The ECtHR’s ruling in VCL & AN v UK [77587/12 and 74603/12] was considered by the Court of Appeal [129]. Here, the court accepted that whilst the prosecution of a VoT was not prohibited,

the prosecution of victims… may in certain circumstances, be at odds with the state’s duty to take operational measures to protect them” [159].

They held that it is possible for proceedings to be stayed in such an instance. The Court of Appeal did not depart from this decision and held that where it is thought the CPS should not have prosecuted in the first place, a VoT may appeal against a conviction that arises from that prosecution.
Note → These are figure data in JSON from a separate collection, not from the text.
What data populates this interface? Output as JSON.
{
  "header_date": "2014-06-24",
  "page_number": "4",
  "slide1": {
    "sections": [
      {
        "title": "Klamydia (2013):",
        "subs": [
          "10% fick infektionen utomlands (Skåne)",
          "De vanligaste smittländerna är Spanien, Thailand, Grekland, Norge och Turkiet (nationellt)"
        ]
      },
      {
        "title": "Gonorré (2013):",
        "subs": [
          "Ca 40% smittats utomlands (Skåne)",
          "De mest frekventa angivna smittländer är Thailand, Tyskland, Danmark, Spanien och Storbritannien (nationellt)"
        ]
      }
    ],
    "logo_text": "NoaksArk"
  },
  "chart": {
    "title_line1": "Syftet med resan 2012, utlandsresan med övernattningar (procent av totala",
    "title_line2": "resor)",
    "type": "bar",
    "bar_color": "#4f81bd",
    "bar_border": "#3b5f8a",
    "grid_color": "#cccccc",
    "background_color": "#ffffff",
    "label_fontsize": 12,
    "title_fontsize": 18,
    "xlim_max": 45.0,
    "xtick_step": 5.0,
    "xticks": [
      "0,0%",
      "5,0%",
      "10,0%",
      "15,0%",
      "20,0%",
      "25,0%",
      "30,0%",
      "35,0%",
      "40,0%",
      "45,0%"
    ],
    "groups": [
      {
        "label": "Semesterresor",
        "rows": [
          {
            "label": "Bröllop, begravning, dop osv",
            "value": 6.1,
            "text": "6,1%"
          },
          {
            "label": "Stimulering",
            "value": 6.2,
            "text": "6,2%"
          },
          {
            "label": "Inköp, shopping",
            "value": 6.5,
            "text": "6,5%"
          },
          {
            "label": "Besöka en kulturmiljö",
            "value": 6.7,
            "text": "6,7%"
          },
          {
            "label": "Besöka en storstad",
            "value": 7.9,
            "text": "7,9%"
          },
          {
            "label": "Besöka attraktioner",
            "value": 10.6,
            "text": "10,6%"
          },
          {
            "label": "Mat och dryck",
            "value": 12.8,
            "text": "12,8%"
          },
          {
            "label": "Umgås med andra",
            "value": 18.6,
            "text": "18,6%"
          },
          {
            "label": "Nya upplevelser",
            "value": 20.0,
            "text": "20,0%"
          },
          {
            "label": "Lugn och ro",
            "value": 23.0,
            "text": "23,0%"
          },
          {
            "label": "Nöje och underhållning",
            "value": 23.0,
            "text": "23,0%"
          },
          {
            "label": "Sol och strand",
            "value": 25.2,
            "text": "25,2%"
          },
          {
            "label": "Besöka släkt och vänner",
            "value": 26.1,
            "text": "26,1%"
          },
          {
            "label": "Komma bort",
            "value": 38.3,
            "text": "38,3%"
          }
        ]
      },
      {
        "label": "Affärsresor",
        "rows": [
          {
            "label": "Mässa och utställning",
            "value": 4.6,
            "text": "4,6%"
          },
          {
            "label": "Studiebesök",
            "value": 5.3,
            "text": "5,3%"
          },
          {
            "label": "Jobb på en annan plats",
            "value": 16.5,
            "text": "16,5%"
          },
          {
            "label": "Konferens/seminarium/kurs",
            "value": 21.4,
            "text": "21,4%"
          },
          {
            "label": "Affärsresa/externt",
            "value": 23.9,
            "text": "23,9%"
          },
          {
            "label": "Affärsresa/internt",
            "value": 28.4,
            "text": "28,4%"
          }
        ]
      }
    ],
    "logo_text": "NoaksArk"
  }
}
The process would, in practice, be confined to rare instances where [120]:

  • The CPS had failed to have regard to the CPS guidance, or
  • There was a wholesale lack of any rational basis to depart from a SCA decision.

Where the CPS has followed the proper process, with regard to the guidance of the SCA, the Court of Appeal stated that:

it would be fruitless for a defendant to seek to avoid prosecution by alleging… status as a VoT… or by disputing the asserted lack of nexus between that status and the criminality in question. It will be fruitless just because those matters will be jury matters…” [118].

What this judgment does provide is the effect of reaffirming the clear guidance that the CPS must always co-operate and engage with the NRM process, investigating any claims of modern slavery fully when considering whether or not to prosecute.